I am a multidisciplinary performance artist working in mediums of ballet, contemporary dance, neoburlesque, aerial, and somatic movement. My work examines the function of trauma in interpersonal experience & strives to heal the self & the audience simultaneously.

2. What drew you to the work of The House of Red Velvet?

The House of Red Velvet feels close to my own artistic goals & style. The unflinching examination of the darker aspects of human experience feel like vital & compelling work, and I love the focus on stunning visual tableau.

3. What has been a seminal experience?

One seminal experience that comes to mind is losing my ballet coach of almost ten years to incarceration when I was 19. I had believed I was tied to other peoples’ influence, mentorship, opportunity providing, or belief in me to be successful, and his exit from my life forced me to ask what’s important to me as an artist, and what I value as a human being- from how I express myself, to how I care for my being, to what stories are important to share. Since then, and because of that (which at the time I perceived as a loss), I’ve become a stronger, braver, more impassioned, more successful, more honest, and more compassionate artist that I ever believed possible.

Photo by Gianina Monroe.

Photo by Gianina Monroe.

4. What art do you most identify with? Who influences you?

I identify with art that is unafraid to look at the intimate, that asks what needs to be heard & creates a platform for it, art that surprises, & I love a little tongue-in-cheek symbolism. I’m inspired by original showgirl Josephine Baker, performance artist Marina Abramović, my mentor, the late Kathleen Hermesdorf, painter Frida Kahlo, musician Shirley Manson, writer & activist Alice Walker, and my best friend Karolina Lux- unapologetic women who lean into vulnerability & authenticity, & challenge social expectations.

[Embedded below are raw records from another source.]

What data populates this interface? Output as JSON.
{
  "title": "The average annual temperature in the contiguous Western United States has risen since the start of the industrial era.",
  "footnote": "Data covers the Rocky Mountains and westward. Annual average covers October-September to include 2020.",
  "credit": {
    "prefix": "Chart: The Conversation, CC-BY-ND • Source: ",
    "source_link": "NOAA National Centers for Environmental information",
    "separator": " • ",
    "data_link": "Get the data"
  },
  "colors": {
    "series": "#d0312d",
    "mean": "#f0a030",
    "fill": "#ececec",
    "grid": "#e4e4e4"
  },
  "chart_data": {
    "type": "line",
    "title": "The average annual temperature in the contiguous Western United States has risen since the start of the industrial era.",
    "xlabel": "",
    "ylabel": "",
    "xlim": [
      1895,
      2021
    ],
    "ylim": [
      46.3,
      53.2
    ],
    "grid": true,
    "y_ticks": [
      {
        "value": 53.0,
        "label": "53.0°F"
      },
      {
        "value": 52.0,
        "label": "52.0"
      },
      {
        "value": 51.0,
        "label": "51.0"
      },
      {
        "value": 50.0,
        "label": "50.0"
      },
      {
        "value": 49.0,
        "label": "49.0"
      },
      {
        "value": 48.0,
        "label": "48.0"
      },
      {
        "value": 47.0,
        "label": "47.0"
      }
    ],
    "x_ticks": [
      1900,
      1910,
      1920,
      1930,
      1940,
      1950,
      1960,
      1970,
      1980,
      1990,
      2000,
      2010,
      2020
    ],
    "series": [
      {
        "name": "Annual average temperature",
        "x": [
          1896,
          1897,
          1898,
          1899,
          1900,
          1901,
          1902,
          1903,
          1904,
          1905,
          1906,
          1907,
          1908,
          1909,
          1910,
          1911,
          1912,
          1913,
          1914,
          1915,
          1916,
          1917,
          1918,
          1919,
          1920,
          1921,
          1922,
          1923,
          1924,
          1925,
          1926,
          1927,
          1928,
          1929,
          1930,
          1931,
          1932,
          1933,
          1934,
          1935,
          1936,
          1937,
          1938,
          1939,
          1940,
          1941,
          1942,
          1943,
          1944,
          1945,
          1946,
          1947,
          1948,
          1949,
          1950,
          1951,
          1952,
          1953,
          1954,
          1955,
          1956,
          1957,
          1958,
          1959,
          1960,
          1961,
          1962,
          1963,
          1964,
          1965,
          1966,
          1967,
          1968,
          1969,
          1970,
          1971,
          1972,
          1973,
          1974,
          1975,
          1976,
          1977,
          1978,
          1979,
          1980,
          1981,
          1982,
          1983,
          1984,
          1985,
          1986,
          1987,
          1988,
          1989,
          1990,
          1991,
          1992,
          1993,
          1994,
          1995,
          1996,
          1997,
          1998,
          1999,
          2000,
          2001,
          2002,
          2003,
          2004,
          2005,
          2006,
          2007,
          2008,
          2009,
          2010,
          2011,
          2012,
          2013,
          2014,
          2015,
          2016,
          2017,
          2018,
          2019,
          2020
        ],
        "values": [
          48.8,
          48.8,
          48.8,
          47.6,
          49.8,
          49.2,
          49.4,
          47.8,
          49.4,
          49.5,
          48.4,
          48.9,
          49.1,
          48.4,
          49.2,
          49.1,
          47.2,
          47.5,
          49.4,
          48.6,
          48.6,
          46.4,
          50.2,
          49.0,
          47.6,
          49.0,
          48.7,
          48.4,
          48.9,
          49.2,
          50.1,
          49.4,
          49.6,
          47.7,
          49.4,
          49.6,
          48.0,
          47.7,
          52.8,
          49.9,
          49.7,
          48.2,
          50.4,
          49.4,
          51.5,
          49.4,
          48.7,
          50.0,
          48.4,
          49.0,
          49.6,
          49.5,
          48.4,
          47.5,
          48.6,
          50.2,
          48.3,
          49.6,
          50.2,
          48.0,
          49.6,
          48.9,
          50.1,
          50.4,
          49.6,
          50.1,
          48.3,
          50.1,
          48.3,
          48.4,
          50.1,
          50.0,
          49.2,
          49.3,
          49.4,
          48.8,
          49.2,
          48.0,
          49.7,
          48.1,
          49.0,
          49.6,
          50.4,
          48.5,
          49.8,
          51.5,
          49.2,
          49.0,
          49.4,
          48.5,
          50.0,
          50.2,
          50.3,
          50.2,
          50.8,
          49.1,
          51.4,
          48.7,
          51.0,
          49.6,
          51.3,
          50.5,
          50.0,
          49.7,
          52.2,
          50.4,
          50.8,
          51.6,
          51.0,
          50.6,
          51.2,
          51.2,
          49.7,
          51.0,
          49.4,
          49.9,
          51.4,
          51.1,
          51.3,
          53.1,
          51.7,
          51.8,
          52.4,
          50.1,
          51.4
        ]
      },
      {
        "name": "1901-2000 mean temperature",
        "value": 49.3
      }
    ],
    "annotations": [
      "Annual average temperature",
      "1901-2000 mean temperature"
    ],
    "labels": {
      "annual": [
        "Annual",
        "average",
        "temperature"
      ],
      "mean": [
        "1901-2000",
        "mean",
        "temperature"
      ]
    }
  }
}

5. What memorable responses have you had to your work?

One memorable response to work I’ve created was sitting in a late-night cafe after a burlesque show, re-watching a particularly vulnerable piece I’d done, with another performer who hadn’t been able to see it live because she’d been in the show as well. She cried watching it on video, feeling that it expressed “all the things that really happen, but are so hard to describe”.


Another response I loved was when a stranger came to a femme-centered show I produced & later called it “scary, sexy, weird, violent... I don’t know when the next one is, but I’m going”. I loved how it had them reflecting on that side of femininity.

6. Name something (anything!) you love and why.

I love the ocean! I learn so much from its rhythms, power, fragility, constancy, and unpredictability.